Kirkland described Mr. Untouchable as “the biggest snitch New York has ever seen,” explaining, “All the gangsters that were under Nick were strong. None of them were weak. Nick turned out to be the weak one. Man, he destroyed a lot of people’s lives.”

Kirkland laments that no one today supports the unwritten law of the streets, “Death before Dishonor” and that “there are no codes, no principles, and no rules.” Kirkland does not talk about the narcotic poison, the kilos of heroin that he, Barnes, and the other Harlem gangsters of the 1960s and early 1970s dumped on the streets. In 1968, the New York Joint Legislative Committee on Crime provided statistics that revealed the negative economic impact organized crime had on Harlem and the city’s two other main slum areas, the South Bronx and Bedford-Stuyvesant. The Committee found the annual impact to be $343 million, which was about $70 million more than New York State spent on welfare each year.

“The flow of money from the ghetto to organized crime is so great that there can be little meaningful economic improvement in New York City’s ghettos until it is stopped,” State Senator John Hughes of Syracuse, Chairman of the State Legislative Crime Committee, told the New York Times.

Criminal activity in Harlem and the other ghettos in the late 1960s, moreover, had an indirect cost.
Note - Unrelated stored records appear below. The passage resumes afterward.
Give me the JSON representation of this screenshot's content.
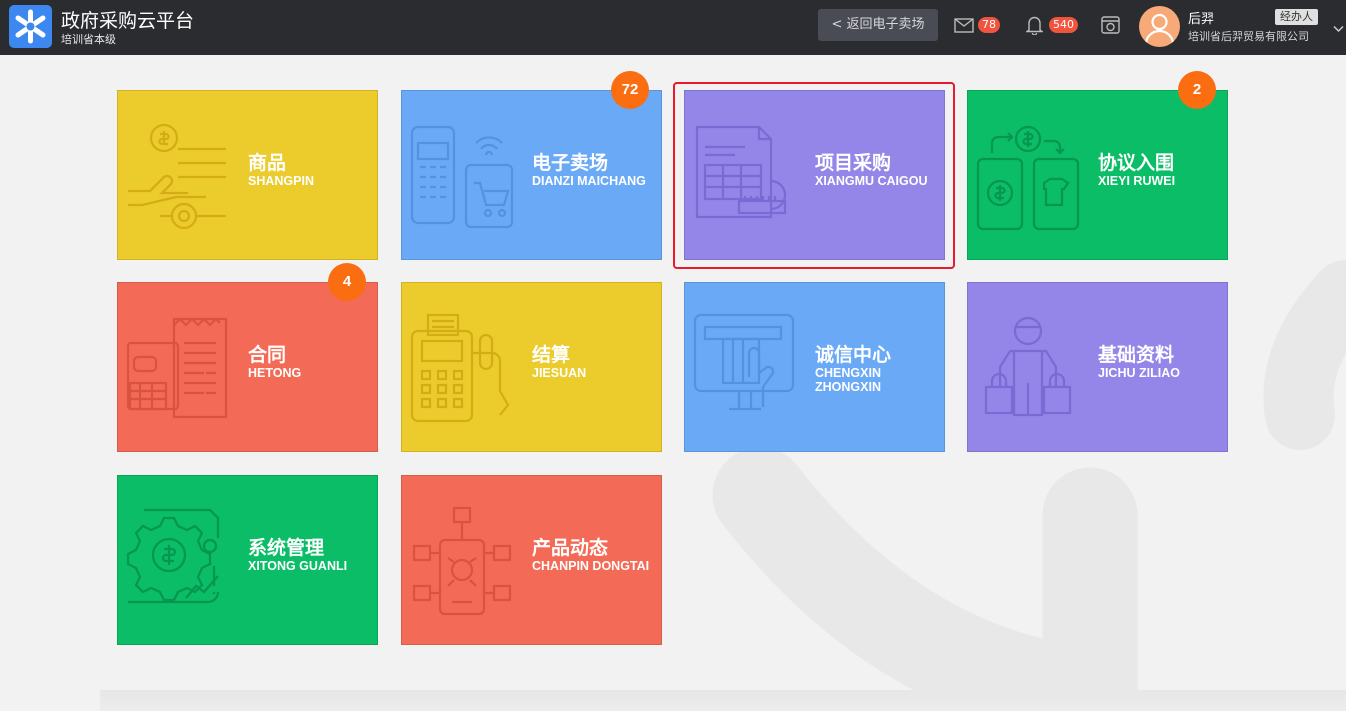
{
  "header": {
    "title": "政府采购云平台",
    "subtitle": "培训省本级",
    "back_label": "< 返回电子卖场",
    "mail_count": "78",
    "notify_count": "540",
    "user_name": "后羿",
    "user_role": "经办人",
    "company": "培训省后羿贸易有限公司"
  },
  "tiles": [
    {
      "cn": "商品",
      "en": "SHANGPIN",
      "color": "#eccb2c",
      "icon": "hand-coin-icon",
      "badge": ""
    },
    {
      "cn": "电子卖场",
      "en": "DIANZI MAICHANG",
      "color": "#6aa9f5",
      "icon": "phone-cart-icon",
      "badge": "72"
    },
    {
      "cn": "项目采购",
      "en": "XIANGMU CAIGOU",
      "color": "#9485e9",
      "icon": "purchase-document-icon",
      "badge": ""
    },
    {
      "cn": "协议入围",
      "en": "XIEYI RUWEI",
      "color": "#0abd66",
      "icon": "phone-exchange-icon",
      "badge": "2"
    },
    {
      "cn": "合同",
      "en": "HETONG",
      "color": "#f36a56",
      "icon": "contract-receipt-icon",
      "badge": "4"
    },
    {
      "cn": "结算",
      "en": "JIESUAN",
      "color": "#eccb2c",
      "icon": "pos-terminal-icon",
      "badge": ""
    },
    {
      "cn": "诚信中心",
      "en": "CHENGXIN ZHONGXIN",
      "color": "#6aa9f5",
      "icon": "atm-card-icon",
      "badge": ""
    },
    {
      "cn": "基础资料",
      "en": "JICHU ZILIAO",
      "color": "#9485e9",
      "icon": "person-bags-icon",
      "badge": ""
    },
    {
      "cn": "系统管理",
      "en": "XITONG GUANLI",
      "color": "#0abd66",
      "icon": "gear-dollar-icon",
      "badge": ""
    },
    {
      "cn": "产品动态",
      "en": "CHANPIN DONGTAI",
      "color": "#f36a56",
      "icon": "network-phone-icon",
      "badge": ""
    }
  ]
}
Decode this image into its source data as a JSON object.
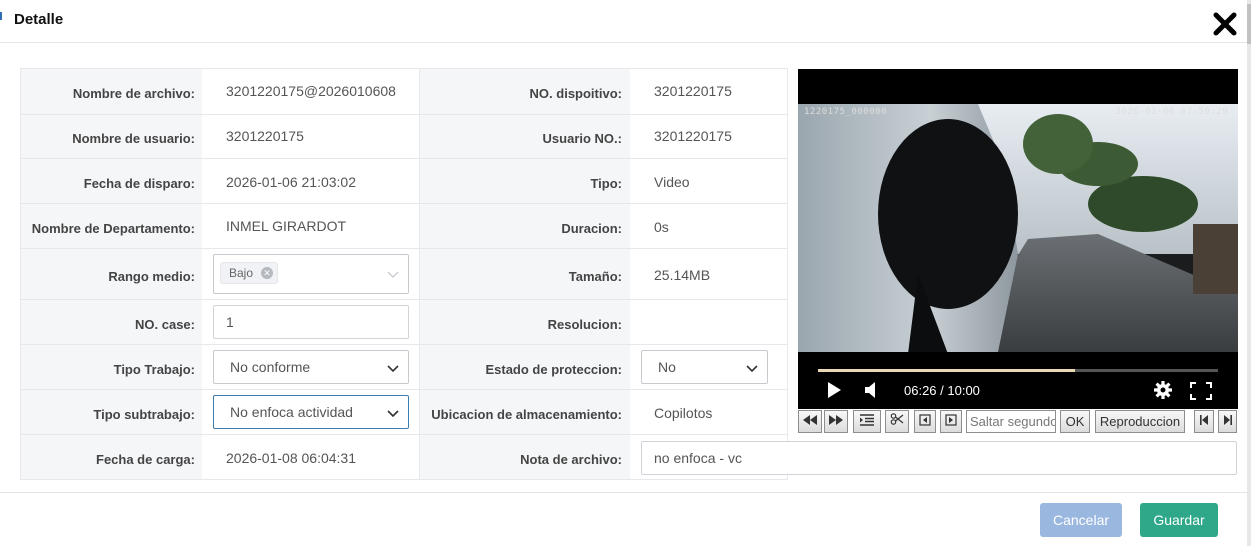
{
  "header": {
    "title": "Detalle"
  },
  "fields": {
    "nombre_archivo": {
      "label": "Nombre de archivo:",
      "value": "3201220175@2026010608"
    },
    "no_dispositivo": {
      "label": "NO. dispoitivo:",
      "value": "3201220175"
    },
    "nombre_usuario": {
      "label": "Nombre de usuario:",
      "value": "3201220175"
    },
    "usuario_no": {
      "label": "Usuario NO.:",
      "value": "3201220175"
    },
    "fecha_disparo": {
      "label": "Fecha de disparo:",
      "value": "2026-01-06 21:03:02"
    },
    "tipo": {
      "label": "Tipo:",
      "value": "Video"
    },
    "departamento": {
      "label": "Nombre de Departamento:",
      "value": "INMEL GIRARDOT"
    },
    "duracion": {
      "label": "Duracion:",
      "value": "0s"
    },
    "rango_medio": {
      "label": "Rango medio:",
      "tag": "Bajo"
    },
    "tamano": {
      "label": "Tamaño:",
      "value": "25.14MB"
    },
    "no_case": {
      "label": "NO. case:",
      "value": "1"
    },
    "resolucion": {
      "label": "Resolucion:",
      "value": ""
    },
    "tipo_trabajo": {
      "label": "Tipo Trabajo:",
      "value": "No conforme"
    },
    "estado_proteccion": {
      "label": "Estado de proteccion:",
      "value": "No"
    },
    "tipo_subtrabajo": {
      "label": "Tipo subtrabajo:",
      "value": "No enfoca actividad"
    },
    "ubicacion": {
      "label": "Ubicacion de almacenamiento:",
      "value": "Copilotos"
    },
    "fecha_carga": {
      "label": "Fecha de carga:",
      "value": "2026-01-08 06:04:31"
    },
    "nota_archivo": {
      "label": "Nota de archivo:",
      "value": "no enfoca - vc"
    }
  },
  "player": {
    "osd_left": "1220175_000000",
    "osd_right": "2026-01-06  07:59:29",
    "time": "06:26 / 10:00",
    "progress": 0.643
  },
  "toolbar": {
    "seek_placeholder": "Saltar segundos",
    "ok_label": "OK",
    "playback_label": "Reproduccion"
  },
  "footer": {
    "cancel_label": "Cancelar",
    "save_label": "Guardar"
  },
  "colors": {
    "save": "#2fa88a",
    "cancel": "#9ab7e0",
    "focus": "#3d7bb3"
  }
}
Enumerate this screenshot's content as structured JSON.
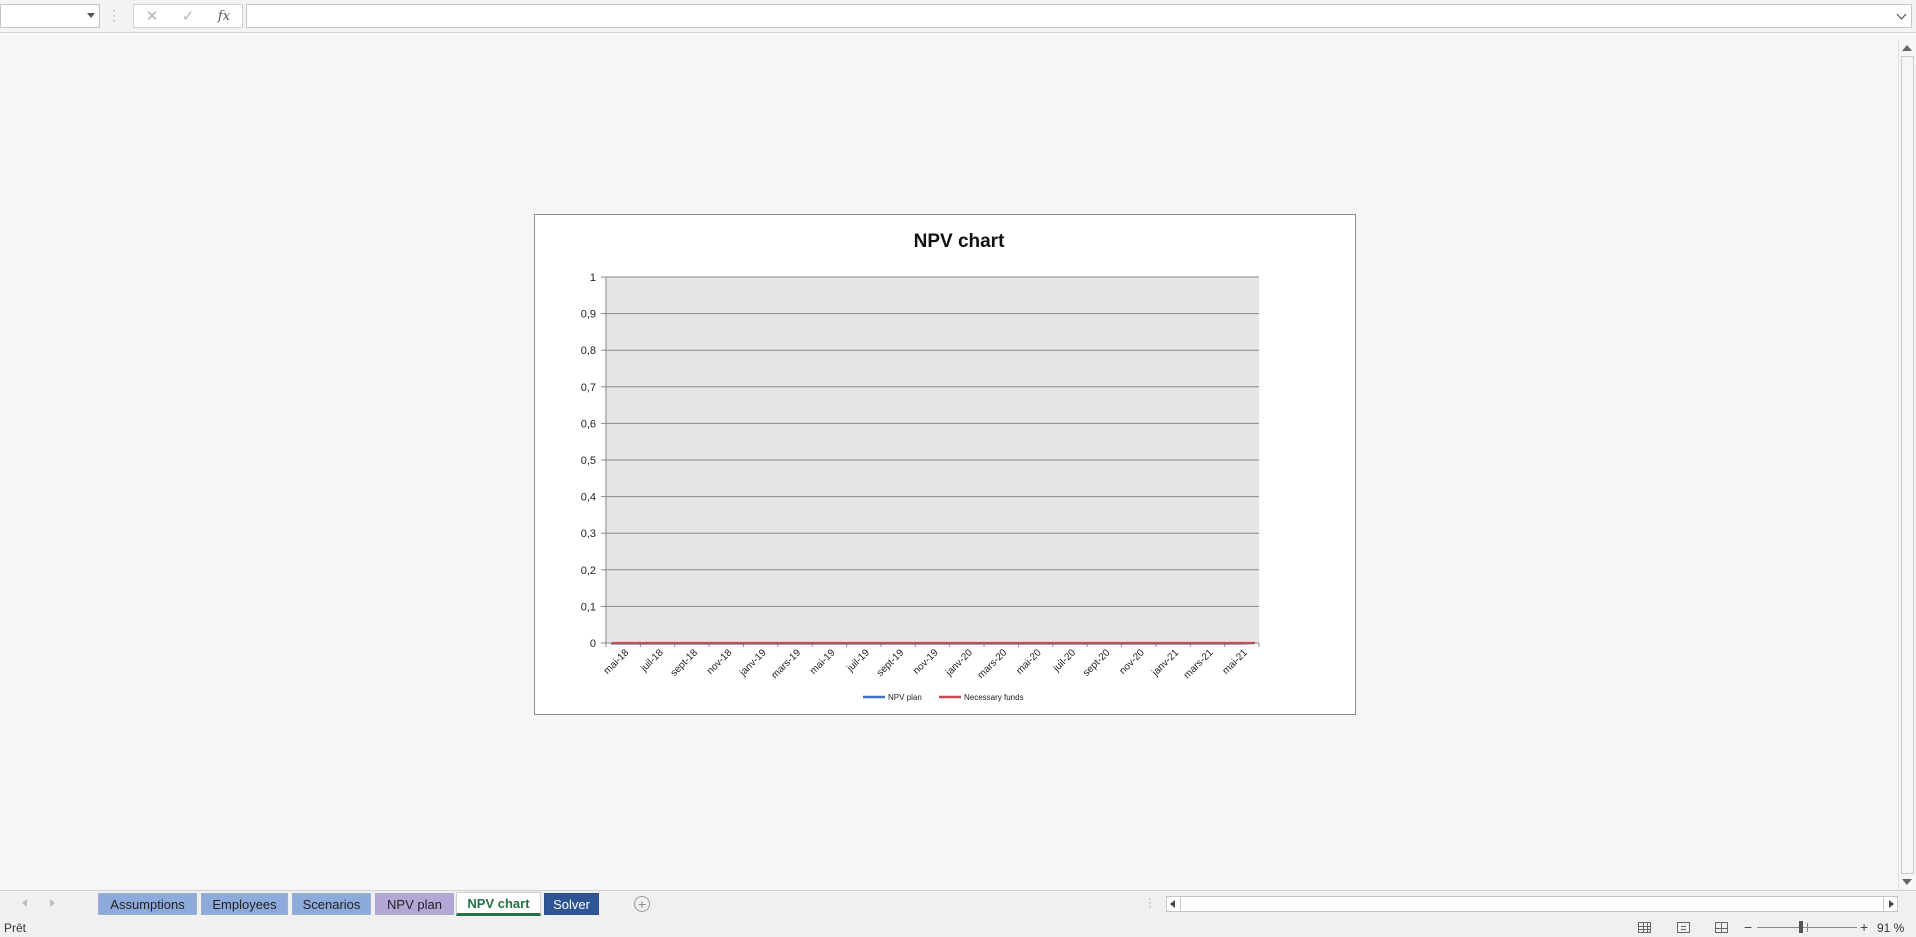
{
  "formula_bar": {
    "namebox_value": "",
    "cancel_icon": "✕",
    "enter_icon": "✓",
    "fx_label": "fx",
    "formula_value": ""
  },
  "sheet_tabs": [
    {
      "label": "Assumptions",
      "color": "#8eaadb",
      "active": false
    },
    {
      "label": "Employees",
      "color": "#8eaadb",
      "active": false
    },
    {
      "label": "Scenarios",
      "color": "#8eaadb",
      "active": false
    },
    {
      "label": "NPV plan",
      "color": "#b4a7d6",
      "active": false
    },
    {
      "label": "NPV chart",
      "color": "#ffffff",
      "active": true
    },
    {
      "label": "Solver",
      "color": "#2f5597",
      "active": false
    }
  ],
  "status": {
    "ready_text": "Prêt",
    "zoom_level": "91 %",
    "zoom_minus": "−",
    "zoom_plus": "+"
  },
  "chart_data": {
    "type": "line",
    "title": "NPV chart",
    "xlabel": "",
    "ylabel": "",
    "ylim": [
      0,
      1
    ],
    "y_ticks": [
      "1",
      "0,9",
      "0,8",
      "0,7",
      "0,6",
      "0,5",
      "0,4",
      "0,3",
      "0,2",
      "0,1",
      "0"
    ],
    "categories": [
      "mai-18",
      "juil-18",
      "sept-18",
      "nov-18",
      "janv-19",
      "mars-19",
      "mai-19",
      "juil-19",
      "sept-19",
      "nov-19",
      "janv-20",
      "mars-20",
      "mai-20",
      "juil-20",
      "sept-20",
      "nov-20",
      "janv-21",
      "mars-21",
      "mai-21"
    ],
    "series": [
      {
        "name": "NPV plan",
        "color": "#4472c4",
        "values": [
          0,
          0,
          0,
          0,
          0,
          0,
          0,
          0,
          0,
          0,
          0,
          0,
          0,
          0,
          0,
          0,
          0,
          0,
          0
        ]
      },
      {
        "name": "Necessary funds",
        "color": "#c0504d",
        "values": [
          0,
          0,
          0,
          0,
          0,
          0,
          0,
          0,
          0,
          0,
          0,
          0,
          0,
          0,
          0,
          0,
          0,
          0,
          0
        ]
      }
    ],
    "grid": true,
    "legend": "bottom",
    "plot_background": "#e6e6e6"
  }
}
A study by the State Narcotic Addiction Control Commission of 3,000 addicts found that an addict stole about $50,000 worth of property annually to support a drug habit that cost, on average, about $30 a day.

Kirkland, once known as “the Bank of Harlem,” was an outof-the-stratosphere talent on the basketball court. But he took the trip down the road to the gangster life rather than the NBA and spent many of his prime years languishing in prison.